Had drill after dinner. Had to wash out rooms first thing and only paraded at 7 and 10. Inspected by General of Northern Command in the morning. Out with Dunn, Moil and another chap at night. Visited the reading room at the Wesleyan chapel. Miss Inwood walked in and spoke for a minute. Received postcard from Charlie saying he would try to get across to see me.

[Written at foot of previous day’s page -­ ] Monday. Received news of the battle in the Baltic1. The Molke [sic] sunk by a British submarine and 2 or 3 cruisers and 8 German destroyers destroyed or damaged by the Russians, who lost one ship.

  1. The Battle of the Gulf of Riga was a major engagement between the German High Seas Fleet and the Russian Baltic Fleet, but British vessels were involved. The Moltke was indeed torpedoed on 19 August by the British submarine E1, but did not sink, was repaired in Hamburg, and survived Jutland and other engagements, to be scuttled at Scapa Flow at the end of the War. Moltke had previously been involved in several other incidents noted in the diaries, including the Battle of Heligoland Bight, the Raid on Yarmouth, the Raid on Scarborough, Hartlepool and Whitby and the Battle of Dogger Bank

27 November 1914; Friday

Got day book written up to date. Stayed in at night and wrote a long letter to Ernie. Went out last thing with Joe and had short walk round.

Russians gained great victory in East Prussia1.

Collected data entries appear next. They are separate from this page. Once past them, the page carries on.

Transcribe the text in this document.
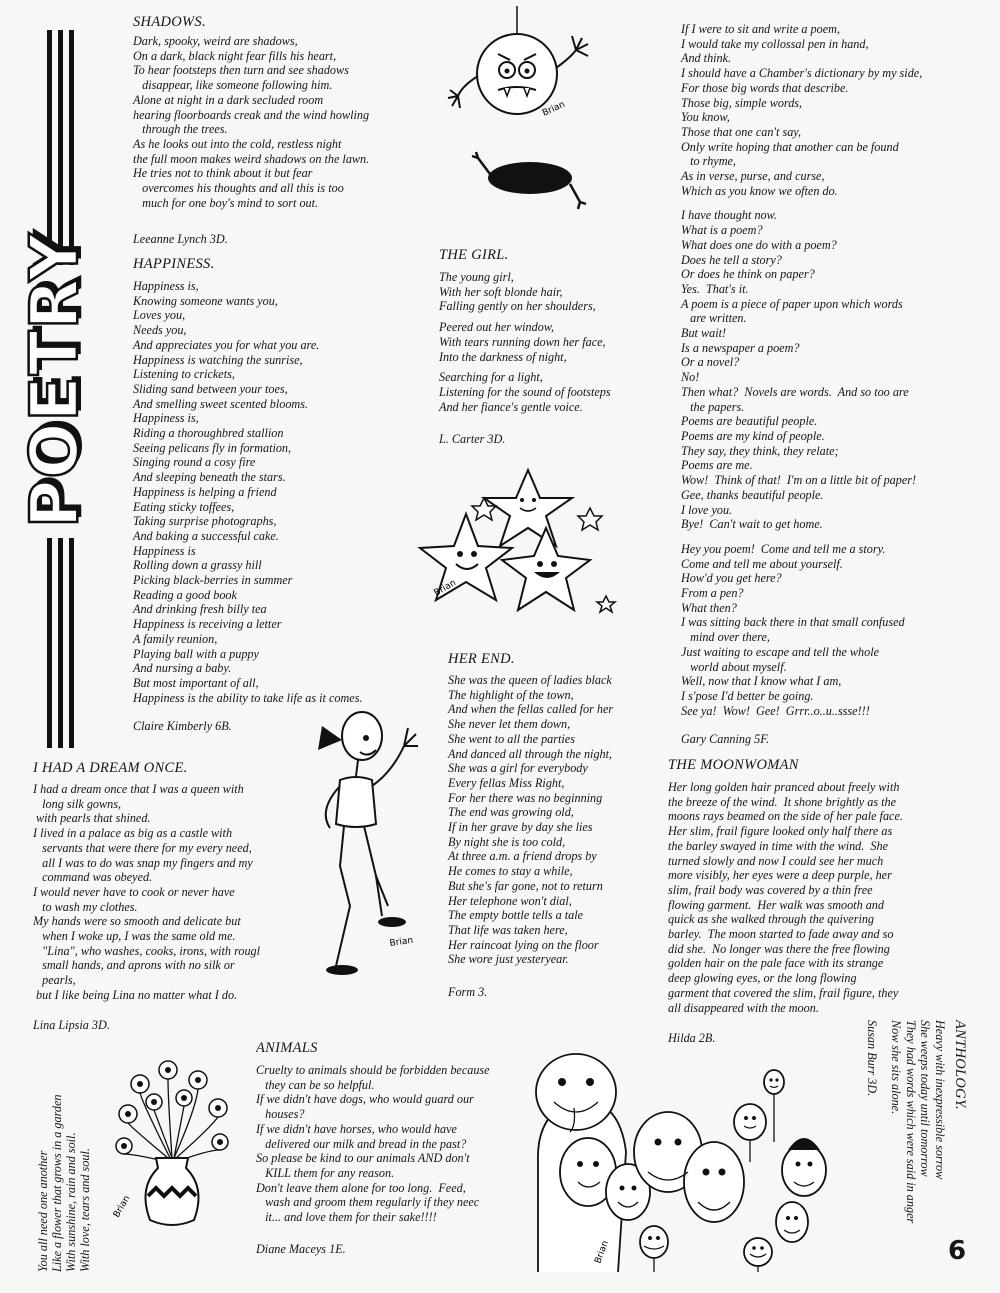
POETRY
SHADOWS.
Dark, spooky, weird are shadows,
On a dark, black night fear fills his heart,
To hear footsteps then turn and see shadows
disappear, like someone following him.
Alone at night in a dark secluded room
hearing floorboards creak and the wind howling
through the trees.
As he looks out into the cold, restless night
the full moon makes weird shadows on the lawn.
He tries not to think about it but fear
overcomes his thoughts and all this is too
much for one boy's mind to sort out.
Leeanne Lynch 3D.
HAPPINESS.
Happiness is,
Knowing someone wants you,
Loves you,
Needs you,
And appreciates you for what you are.
Happiness is watching the sunrise,
Listening to crickets,
Sliding sand between your toes,
And smelling sweet scented blooms.
Happiness is,
Riding a thoroughbred stallion
Seeing pelicans fly in formation,
Singing round a cosy fire
And sleeping beneath the stars.
Happiness is helping a friend
Eating sticky toffees,
Taking surprise photographs,
And baking a successful cake.
Happiness is
Rolling down a grassy hill
Picking black-berries in summer
Reading a good book
And drinking fresh billy tea
Happiness is receiving a letter
A family reunion,
Playing ball with a puppy
And nursing a baby.
But most important of all,
Happiness is the ability to take life as it comes.
Claire Kimberly 6B.
Brian
THE GIRL.
The young girl,
With her soft blonde hair,
Falling gently on her shoulders,
Peered out her window,
With tears running down her face,
Into the darkness of night,
Searching for a light,
Listening for the sound of footsteps
And her fiance's gentle voice.
L. Carter 3D.
Brian
Brian
I HAD A DREAM ONCE.
I had a dream once that I was a queen with
long silk gowns,
with pearls that shined.
I lived in a palace as big as a castle with
servants that were there for my every need,
all I was to do was snap my fingers and my
command was obeyed.
I would never have to cook or never have
to wash my clothes.
My hands were so smooth and delicate but
when I woke up, I was the same old me.
"Lina", who washes, cooks, irons, with rougl
small hands, and aprons with no silk or
pearls,
but I like being Lina no matter what I do.
Lina Lipsia 3D.
HER END.
She was the queen of ladies black
The highlight of the town,
And when the fellas called for her
She never let them down,
She went to all the parties
And danced all through the night,
She was a girl for everybody
Every fellas Miss Right,
For her there was no beginning
The end was growing old,
If in her grave by day she lies
By night she is too cold,
At three a.m. a friend drops by
He comes to stay a while,
But she's far gone, not to return
Her telephone won't dial,
The empty bottle tells a tale
That life was taken here,
Her raincoat lying on the floor
She wore just yesteryear.
Form 3.
If I were to sit and write a poem,
I would take my collossal pen in hand,
And think.
I should have a Chamber's dictionary by my side,
For those big words that describe.
Those big, simple words,
You know,
Those that one can't say,
Only write hoping that another can be found
to rhyme,
As in verse, purse, and curse,
Which as you know we often do.
I have thought now.
What is a poem?
What does one do with a poem?
Does he tell a story?
Or does he think on paper?
Yes.  That's it.
A poem is a piece of paper upon which words
are written.
But wait!
Is a newspaper a poem?
Or a novel?
No!
Then what?  Novels are words.  And so too are
the papers.
Poems are beautiful people.
Poems are my kind of people.
They say, they think, they relate;
Poems are me.
Wow!  Think of that!  I'm on a little bit of paper!
Gee, thanks beautiful people.
I love you.
Bye!  Can't wait to get home.
Hey you poem!  Come and tell me a story.
Come and tell me about yourself.
How'd you get here?
From a pen?
What then?
I was sitting back there in that small confused
mind over there,
Just waiting to escape and tell the whole
world about myself.
Well, now that I know what I am,
I s'pose I'd better be going.
See ya!  Wow!  Gee!  Grrr..o..u..ssse!!!
Gary Canning 5F.
THE MOONWOMAN
Her long golden hair pranced about freely with
the breeze of the wind.  It shone brightly as the
moons rays beamed on the side of her pale face.
Her slim, frail figure looked only half there as
the barley swayed in time with the wind.  She
turned slowly and now I could see her much
more visibly, her eyes were a deep purple, her
slim, frail body was covered by a thin free
flowing garment.  Her walk was smooth and
quick as she walked through the quivering
barley.  The moon started to fade away and so
did she.  No longer was there the free flowing
golden hair on the pale face with its strange
deep glowing eyes, or the long flowing
garment that covered the slim, frail figure, they
all disappeared with the moon.
Hilda 2B.
You all need one another
Like a flower that grows in a garden
With sunshine, rain and soil.
With love, tears and soul.
Brian
ANIMALS
Cruelty to animals should be forbidden because
they can be so helpful.
If we didn't have dogs, who would guard our
houses?
If we didn't have horses, who would have
delivered our milk and bread in the past?
So please be kind to our animals AND don't
KILL them for any reason.
Don't leave them alone for too long.  Feed,
wash and groom them regularly if they neec
it... and love them for their sake!!!!
Diane Maceys 1E.	Brian
ANTHOLOGY.
Heavy with inexpressible sorrow
She weeps today until tomorrow
They had words which were said in anger
Now she sits alone.
Susan Burr 3D.
6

  1. East Prussia largely disappears from standard WW1 histories after Hindenburg’s victory at Tannenberg in September 1914, which stopped the Russian advance. According to a 1917 Illinois University thesis by Benjamin E. Ludvik, “The Russian Invasions of East Prussia, 1914-15”, the Germans in turn then advanced, despite bad roads and worse rail, but their attempt to cross the Niemen near Grodno (modern Hrodna) was repulsed with heavy losses; Ludvik quotes: “The London Times claims a great victory but the Germans deny the claim”. But this appears to date from 5 October. Ludvik records that thereafter the Russians advanced “slowly but surely”, and by 14 November had reached Stallupönen (c. 80 miles E. of Königsberg), where there had been a battle on 17 August, preceding Tannenberg. But the next phase, which Ludvik calls “The second [Russian] invasion of East Prussia” did not start until January 1915. So, failing any other candidate for the “great victory”, perhaps ALL had belatedly seen or heard a reference to The Times’ October headline, with the date missing. 

5 November 1914; Thursday

Very busy at work. Received news of a naval engagement off Valparaiso in which the cruiser Monmouth was reported to have been sunk and the cruiser Good Hope badly damaged if not sunk1. German losses are reported small. The German Cruiser Yorck2 lost on a mission in the Coral Sea. Probably one of their own mines. Affairs on land progressing favourably. Had hair cut.

Russian Victory in Galicia.

  1. “Naval engagement…”: The Battle of Coronel, which took place on 1 November and which ALL subsequently also noted in his diary entry for that day. Both vessels mentioned were in fact sunk; Good Hope was Rear-Admiral Sir Christopher Cradock‘s flagship. 

  2. SMS Yorck was returning from the raid on Yarmouth of 3 November, made a navigational error in heavy fog and accidentally sailed into a German minefield.